What proprietary information would AI need to understand our real strategic context?
Are we training people to use AI critically, or simply giving them access to tools?
Where could AI help us create better strategic narratives for employees, customers, or investors?
Which strategic decisions require human judgment, experience, and debate no matter how good the AI output appears?
Are we preserving the development of strategic thinking while adopting AI tools?
Potential action items
Pilot AI-assisted strategy sessions for ideation, scenario planning, competitive analysis, and strategic storytelling.
Create prompt libraries for strategy teams, including prompts for alternative business models, market disruption, customer behavior, risk scenarios, and strategic trade-offs.

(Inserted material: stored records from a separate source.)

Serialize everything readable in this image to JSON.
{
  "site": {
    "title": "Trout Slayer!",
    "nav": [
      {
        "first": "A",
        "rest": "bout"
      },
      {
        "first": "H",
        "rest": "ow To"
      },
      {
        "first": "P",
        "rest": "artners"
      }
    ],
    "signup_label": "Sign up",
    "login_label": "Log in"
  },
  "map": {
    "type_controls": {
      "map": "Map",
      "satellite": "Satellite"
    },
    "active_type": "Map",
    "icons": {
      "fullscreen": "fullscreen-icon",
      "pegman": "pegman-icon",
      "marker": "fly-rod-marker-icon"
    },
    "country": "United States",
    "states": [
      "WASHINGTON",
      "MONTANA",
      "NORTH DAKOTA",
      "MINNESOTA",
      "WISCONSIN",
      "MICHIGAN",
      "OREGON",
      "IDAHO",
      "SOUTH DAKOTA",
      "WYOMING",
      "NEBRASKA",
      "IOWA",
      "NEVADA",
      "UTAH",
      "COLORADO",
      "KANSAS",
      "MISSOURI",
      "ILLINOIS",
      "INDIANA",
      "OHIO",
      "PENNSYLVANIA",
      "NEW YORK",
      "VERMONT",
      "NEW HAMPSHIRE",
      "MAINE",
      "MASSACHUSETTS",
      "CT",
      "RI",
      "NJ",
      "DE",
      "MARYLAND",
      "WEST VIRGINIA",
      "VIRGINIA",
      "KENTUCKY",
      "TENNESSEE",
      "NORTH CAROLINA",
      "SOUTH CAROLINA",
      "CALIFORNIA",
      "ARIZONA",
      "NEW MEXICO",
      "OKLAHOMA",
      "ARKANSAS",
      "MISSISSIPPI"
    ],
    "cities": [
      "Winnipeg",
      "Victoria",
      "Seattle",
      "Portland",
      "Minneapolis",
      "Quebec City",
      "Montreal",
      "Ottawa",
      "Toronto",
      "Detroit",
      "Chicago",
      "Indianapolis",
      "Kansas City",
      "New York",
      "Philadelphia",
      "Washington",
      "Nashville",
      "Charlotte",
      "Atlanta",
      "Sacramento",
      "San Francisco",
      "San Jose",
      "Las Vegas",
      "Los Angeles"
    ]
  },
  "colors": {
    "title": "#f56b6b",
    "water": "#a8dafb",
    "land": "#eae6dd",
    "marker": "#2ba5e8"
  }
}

Require AI-generated strategy outputs to be reviewed against proprietary data, internal capabilities, customer insight, and financial realities.
Train leaders and strategy teams to evaluate AI output for generic thinking, unsupported assumptions, missing context, and false confidence.
Use AI to generate hypotheses and then test them through customer research, experiments, market data, and internal analysis.
Build a “human judgment checkpoint” into any AI-assisted strategy process.
Encourage teams to ask AI for contrarian views, alternative scenarios, second-order effects, and reasons a proposed strategy might fail.
Use AI to help draft strategy narratives, but have leaders refine the story for clarity, authenticity, and strategic conviction.
Protect sensitive proprietary information when using external AI tools.
Develop strategic-thinking capability alongside AI literacy so employees do not become overdependent on automated analysis.